In triangle PQR, M is the midpoint of PQ. Let X be the point on QR such that PX bisects angle QPR, and let the perpendicular bisector of PQ intersect AX at Y. If PQ = 36, PR = 36, QR = 16, and MY = 50, then find the area of triangle PQR

Guest Jul 19, 2023

#1**0 **

Upload the picture of your triangle.

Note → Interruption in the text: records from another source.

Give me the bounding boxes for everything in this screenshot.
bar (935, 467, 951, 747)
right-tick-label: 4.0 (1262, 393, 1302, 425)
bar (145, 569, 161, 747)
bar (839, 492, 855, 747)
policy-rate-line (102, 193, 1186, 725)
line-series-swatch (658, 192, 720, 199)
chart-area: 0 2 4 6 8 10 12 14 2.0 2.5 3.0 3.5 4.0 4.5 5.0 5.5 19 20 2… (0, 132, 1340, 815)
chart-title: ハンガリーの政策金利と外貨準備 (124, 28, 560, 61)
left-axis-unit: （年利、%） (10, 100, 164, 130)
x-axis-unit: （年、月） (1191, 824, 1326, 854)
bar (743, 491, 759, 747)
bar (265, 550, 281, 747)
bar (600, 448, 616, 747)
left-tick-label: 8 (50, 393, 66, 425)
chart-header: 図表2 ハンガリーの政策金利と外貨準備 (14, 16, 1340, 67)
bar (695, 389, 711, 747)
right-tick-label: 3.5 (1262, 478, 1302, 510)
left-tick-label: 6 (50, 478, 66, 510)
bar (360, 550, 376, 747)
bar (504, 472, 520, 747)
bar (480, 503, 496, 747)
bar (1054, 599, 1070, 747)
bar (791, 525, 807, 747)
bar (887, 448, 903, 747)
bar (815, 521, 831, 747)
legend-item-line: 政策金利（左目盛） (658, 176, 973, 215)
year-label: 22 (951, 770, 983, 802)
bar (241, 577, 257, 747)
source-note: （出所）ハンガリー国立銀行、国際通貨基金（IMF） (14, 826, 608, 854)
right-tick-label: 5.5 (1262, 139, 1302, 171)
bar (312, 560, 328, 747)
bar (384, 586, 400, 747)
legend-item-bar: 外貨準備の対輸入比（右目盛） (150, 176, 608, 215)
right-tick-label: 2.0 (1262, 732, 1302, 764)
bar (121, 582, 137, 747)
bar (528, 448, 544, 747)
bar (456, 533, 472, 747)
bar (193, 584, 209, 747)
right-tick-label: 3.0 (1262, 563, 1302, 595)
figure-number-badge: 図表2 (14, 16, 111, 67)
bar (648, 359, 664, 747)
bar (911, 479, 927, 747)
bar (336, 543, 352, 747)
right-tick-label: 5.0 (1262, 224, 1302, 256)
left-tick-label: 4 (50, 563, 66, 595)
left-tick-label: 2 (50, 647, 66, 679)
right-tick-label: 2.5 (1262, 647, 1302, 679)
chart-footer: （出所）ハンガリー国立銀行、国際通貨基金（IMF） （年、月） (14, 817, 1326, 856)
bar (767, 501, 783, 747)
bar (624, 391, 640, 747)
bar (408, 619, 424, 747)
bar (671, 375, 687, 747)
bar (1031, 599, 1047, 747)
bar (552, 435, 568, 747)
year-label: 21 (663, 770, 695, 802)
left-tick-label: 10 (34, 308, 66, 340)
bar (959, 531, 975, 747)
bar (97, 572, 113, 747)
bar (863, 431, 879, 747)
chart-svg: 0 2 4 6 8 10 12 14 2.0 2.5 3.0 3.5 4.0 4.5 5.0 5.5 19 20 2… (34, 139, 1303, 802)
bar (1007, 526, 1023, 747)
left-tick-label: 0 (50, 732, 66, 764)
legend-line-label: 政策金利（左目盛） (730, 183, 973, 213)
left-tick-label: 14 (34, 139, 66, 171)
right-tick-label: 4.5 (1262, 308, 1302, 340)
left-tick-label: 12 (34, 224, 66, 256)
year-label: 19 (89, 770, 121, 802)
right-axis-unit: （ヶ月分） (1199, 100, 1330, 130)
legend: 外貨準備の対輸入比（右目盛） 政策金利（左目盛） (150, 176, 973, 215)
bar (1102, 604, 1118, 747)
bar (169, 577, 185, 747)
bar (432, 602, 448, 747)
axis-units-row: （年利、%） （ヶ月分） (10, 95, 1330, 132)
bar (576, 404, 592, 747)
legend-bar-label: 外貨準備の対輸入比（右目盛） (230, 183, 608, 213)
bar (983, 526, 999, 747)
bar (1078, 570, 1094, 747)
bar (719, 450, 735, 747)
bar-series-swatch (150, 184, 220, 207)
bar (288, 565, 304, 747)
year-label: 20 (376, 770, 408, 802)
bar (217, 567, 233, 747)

If they don't have one, then learn to draw one and uploaded.

Guest Jul 19, 2023

#3**0 **

*In triangle PQR, M is the midpoint of PQ. Let X be the point on QR such that PX bisects angle QPR, and let the perpendicular bisector of PQ intersect AX at Y. If PQ = 36, PR = 36, QR = 16, and MY = 50, then find the area of triangle PQR*

We don't need all those midpoints and angle bisectors and whatever MY is.

We have the three sides of a triangle, and that's all we need to find its area.

We could still get the area, but it's an isoceles triangle, and that makes it easier.

The sides: PQ = 36, PR = 36, QR = 16

This tells us that triangle PQR is an isoceles triangle, with angle P at the apex.

So drop a perpendicular line from P down to base QR, intersect at point J.

This does two things. It bisects QR and it creates two right triangles.

So use Pythagoras' formula to determine the length of this perpendicular,

which, conveniently for us, is also the height of PQR.

PJ^{2} = 36^{2} – 8^{2} -----> PJ^{2} = 1296 – 64 -----> PJ = 35**.**1

Area of PQR = (1 / 2) • base • height = (1 / 2) • 16 • 35**.**1 = **280.8**

__check answer__

per Heron's Formula, Area = sqrt of (44)(8)(8)(28) = sqrt(78,848) = **280.8**

Confirmed. I love it when a plan comes together.